Fuzzy data analysis. The aim of the course is making students familiar with modeling, classification and generally data analyses based of formalisms of fuzzy sets theory. Data analysis scenarios, based on fuzzy sets are illustrated by many applications, in biomedicine, engineering, automatic control, electronics, informatics. 

Module: Data Mining

Marek Sikora  Data Mining module is headed by prof. Marek Sikora, a specialist in data mining, clustering and classification. Prof. Sikora is a head of the Machine Learning scientific group in the Institute of Informatics Silesian University of Technology. He as extensive experiences in industrial data analyses, closely cooperates with the EMAG scientific institute in Katowice, Poland. He is the author of approximately 100 publications cited in the Google Scholar Database over 600 times (h-index=15)..

Courses in the module:
Data mining in practice. The aim of the course is to make the students familiar with the methodology of the data exploration process, particularly with respect to complex-structure data. Use cases analysis are presented, along with weak and strong points of particular analytical methods. The selected analytical platforms are discussed. 
Knowledge discovery. The aim of the course is to make the students familiar with the methods of knowledge discovery in data (particularly in databases). The methods for building tree and rule based classification, regression, survival (survival analysis data models are presented. The foundations of the rough set theory are discussed along with its application in knowledge discovery. 
Data visualization. The aim of the course is making the student familiar with methods, algorithms and tools for visualization of data, numeric data, continuous and discrete, categories, relations, multidimensional data, time series and data streams. Importance of visualization techniques for data analyses and for data based inference is stressed. 

Module: Big Data

Dariusz Mrozek Big Data module is headed by prof. Dariusz Mrozek, a specialist in the area of data bases, large scale and parallel computations, bioinformatics and data mining techniques. Prof. Mrozek is the head of the Division of Theory of Informatics in Institute of Informatics Silesian University of Technology. He is the author of over 100 publications cited in the Google Scholar Database approximately 500 times (h-index=13)..

Courses in the module:
Cloud platforms. The aim of the course is to provide students the knowledge necessary to understand Cloud computing, its architecture, models, platforms, interaction, programming solutions working on the Cloud for various applications. 
Hadoop ecosystem. The aim of the course is to provide students the knowledge necessary to understand Big Data concepts, platforms for processing Big Data (including Hadoop) and their architecture, data storage and transformation solutions, computational models applied on platforms for processing Big Data and developing solutions for Big Data analytics. 
Visual Data. The aim of the course is making the student familiar with methods, algorithms and tools for visual data analysis, These data may come from various imaging sources, such as visible light cameras, X-rays, USG or magnetic resonance. 

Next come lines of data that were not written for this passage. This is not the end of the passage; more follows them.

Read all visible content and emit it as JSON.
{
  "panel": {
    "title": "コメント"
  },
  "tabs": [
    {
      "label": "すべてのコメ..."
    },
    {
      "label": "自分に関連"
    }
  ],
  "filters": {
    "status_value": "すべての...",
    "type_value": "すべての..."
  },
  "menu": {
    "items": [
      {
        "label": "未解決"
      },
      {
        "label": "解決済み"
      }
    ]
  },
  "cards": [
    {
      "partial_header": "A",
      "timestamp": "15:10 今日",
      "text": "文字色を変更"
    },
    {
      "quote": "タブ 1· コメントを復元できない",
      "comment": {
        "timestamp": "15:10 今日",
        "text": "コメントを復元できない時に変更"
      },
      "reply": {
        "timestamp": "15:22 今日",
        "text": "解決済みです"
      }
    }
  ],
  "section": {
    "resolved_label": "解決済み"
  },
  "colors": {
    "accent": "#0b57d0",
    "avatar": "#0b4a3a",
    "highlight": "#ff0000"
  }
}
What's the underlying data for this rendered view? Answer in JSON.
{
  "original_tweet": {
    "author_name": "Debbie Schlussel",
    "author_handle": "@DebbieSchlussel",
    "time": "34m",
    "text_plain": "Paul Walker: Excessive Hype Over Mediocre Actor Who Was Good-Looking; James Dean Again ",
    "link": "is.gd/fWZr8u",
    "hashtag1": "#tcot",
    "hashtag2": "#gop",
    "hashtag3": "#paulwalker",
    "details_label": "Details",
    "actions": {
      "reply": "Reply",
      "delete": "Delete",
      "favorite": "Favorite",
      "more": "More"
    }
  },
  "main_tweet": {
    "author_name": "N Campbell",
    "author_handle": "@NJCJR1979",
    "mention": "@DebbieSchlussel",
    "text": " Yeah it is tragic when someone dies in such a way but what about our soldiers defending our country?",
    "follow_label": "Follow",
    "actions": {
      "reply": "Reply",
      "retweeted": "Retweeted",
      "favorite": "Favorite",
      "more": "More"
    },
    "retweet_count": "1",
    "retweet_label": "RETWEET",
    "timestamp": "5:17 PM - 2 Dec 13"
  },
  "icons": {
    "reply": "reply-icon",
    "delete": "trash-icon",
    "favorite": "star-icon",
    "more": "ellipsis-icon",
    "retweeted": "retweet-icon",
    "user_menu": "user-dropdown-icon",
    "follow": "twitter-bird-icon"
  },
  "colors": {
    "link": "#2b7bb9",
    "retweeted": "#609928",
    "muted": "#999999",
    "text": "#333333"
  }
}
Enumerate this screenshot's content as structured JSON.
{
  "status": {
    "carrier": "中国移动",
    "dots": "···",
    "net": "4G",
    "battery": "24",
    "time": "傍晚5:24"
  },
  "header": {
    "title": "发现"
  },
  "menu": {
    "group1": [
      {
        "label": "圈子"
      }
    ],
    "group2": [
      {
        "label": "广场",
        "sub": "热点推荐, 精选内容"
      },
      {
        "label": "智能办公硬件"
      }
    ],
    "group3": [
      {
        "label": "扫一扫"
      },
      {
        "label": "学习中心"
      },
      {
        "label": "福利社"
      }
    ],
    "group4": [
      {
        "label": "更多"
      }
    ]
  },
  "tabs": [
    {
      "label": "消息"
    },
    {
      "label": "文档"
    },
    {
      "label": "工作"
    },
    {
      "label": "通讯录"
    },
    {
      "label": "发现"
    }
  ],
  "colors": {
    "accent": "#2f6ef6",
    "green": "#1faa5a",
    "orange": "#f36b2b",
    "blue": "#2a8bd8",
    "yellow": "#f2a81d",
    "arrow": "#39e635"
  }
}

Module: Statistics for data science 

Adam Czornik Statistics for data science module is headed by prof. Adam Czornik, a specialist in the area of mathematical modeling, statistics and system dynamics. Prof. Czornik is the dean of the Faculty of Automatic Control, Electronics and Informatics, Silesian University of Technology. He is the author of over 100 publications cited in the Google Scholar Database over 1000 times (h-index=21)..

Courses in the module:
Markov models. The aim of the course is making students familiar with issues related to modeling processes, systems, dynamical phenomena with the use of Markov models. During the lecture overview of multiple applications of Markov models is presented. 
Bayesian Data Analysis. The aim of the course is making students familiar with issues related to Bayesian approach to data analysis. 
Models with hidden data. The aim of the course is making students familiar with issues related to statistical models with hidden variables.